Teh pun dipandang sebagai kebiasaan orang Inggris dan sangat didorong oleh pemerintah Inggris karena pendapatan yang diperoleh dari pajak teh. Mengkonsumsi teh pun pada saat itu dipandang sebagai tindakan patriotis sehingga memicu lebih banyak orang untuk membeli.

Teh menjadi semakin populer ketika gula diperkenalkan sebagai pemanis dalam minuman favorit orang Inggris itu. Tak lama kemudian, orang-orang pun bereksperimen menambahkan susu dalam teh, sebuah praktik yang tidak dilakukan di Tiongkok, namun banyak disukai orang Inggris.

Tetapi karena Inggris terus mengimpor lebih banyak teh sepanjang abad ke-18, produk tersebut semakin populer dan menjadi lebih murah di pasaran. Pada abad ke-19, teh beralih dari komoditas yang hanya diminati kaum bangsawan, menjadi sebuah kebutuhan mutlak dalam konsumsi sehari-hari rakyat Inggris yang dapat dibeli oleh kelas bawah sekalipun.

Hanya saja, berbeda layaknya kaum bangsawan, rakyat kelas bawah diketahui lebih banyak mengkonsumsi teh di tempat kerjanya ketimbang di rumah masing-masing untuk bersantai. Hal tersebut membuat banyak sejarawan menyebut teh berperan dalam memicu revolusi industri Inggris.

Etika ketika meminum teh

Source: publicdomainpictures
Source: publicdomainpictures

Teh pun menjadi minuman yang menemani segala aktivitas rakyat Inggris, mulai dari sekedar santai di pagi atau sore hari, ketika habis makan, bahkan ketika selesai berolahraga.

Ketika orang-orang minum teh, mereka diharapkan memiliki perilaku tertentu dan bertingkah secara sopan. Minum teh pun menjadi ritual domestik di kalangan keluarga, kolega, dan teman-teman yang cukup kaya untuk membelinya.

Dahulu, kaum bangsawan Inggris selalu meminum teh dalam cangkir dengan cawan yang lebih besar dan dalam ketimbang sekarang, bahkan bentuknya lebih menyerupai mangkuk.

Dalam posisi duduk, cara yang tepat untuk minum teh adalah dengan menaikkan cangkir tehnya saja, lalu segera menempatkannya kembali di atas cawan.
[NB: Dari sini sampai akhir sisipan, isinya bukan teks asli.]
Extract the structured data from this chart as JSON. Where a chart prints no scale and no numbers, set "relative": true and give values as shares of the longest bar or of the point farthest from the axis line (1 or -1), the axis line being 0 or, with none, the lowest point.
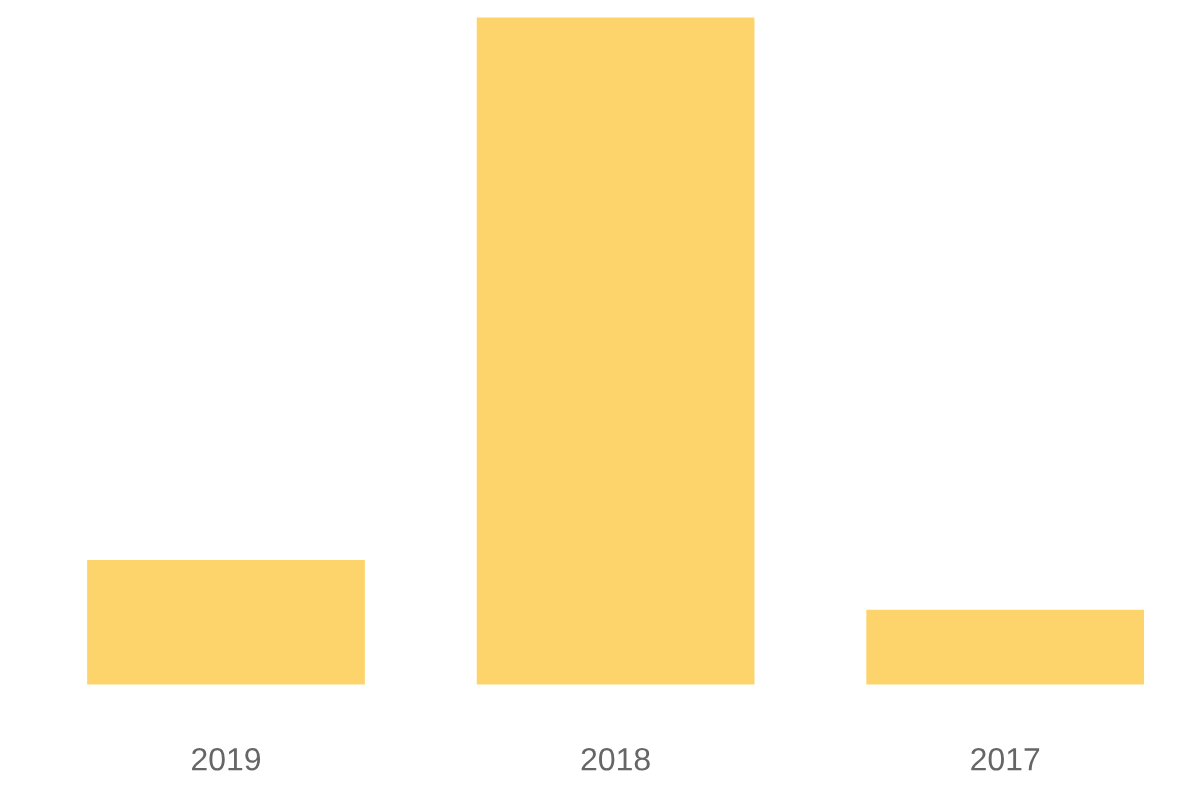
{
  "chart_data": {
    "type": "bar",
    "relative": true,
    "categories": [
      "2019",
      "2018",
      "2017"
    ],
    "values": [
      0.19,
      1,
      0.116
    ],
    "color": "#fdd46b"
  }
}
Saat berdiri atau duduk di kursi tanpa meja, orang memegang cawan teh dengan di atas telapak tangan dan mengambil cangkir teh menggunakan tangan yang dominan.

Saat tidak digunakan, cangkir diletakkan kembali di cawan dan dipegang di pangkuan seseorang atau setinggi pinggang. Dalam kedua posisi tersebut, cangkir teh tidak boleh digenggam atau dilambaikan di udara.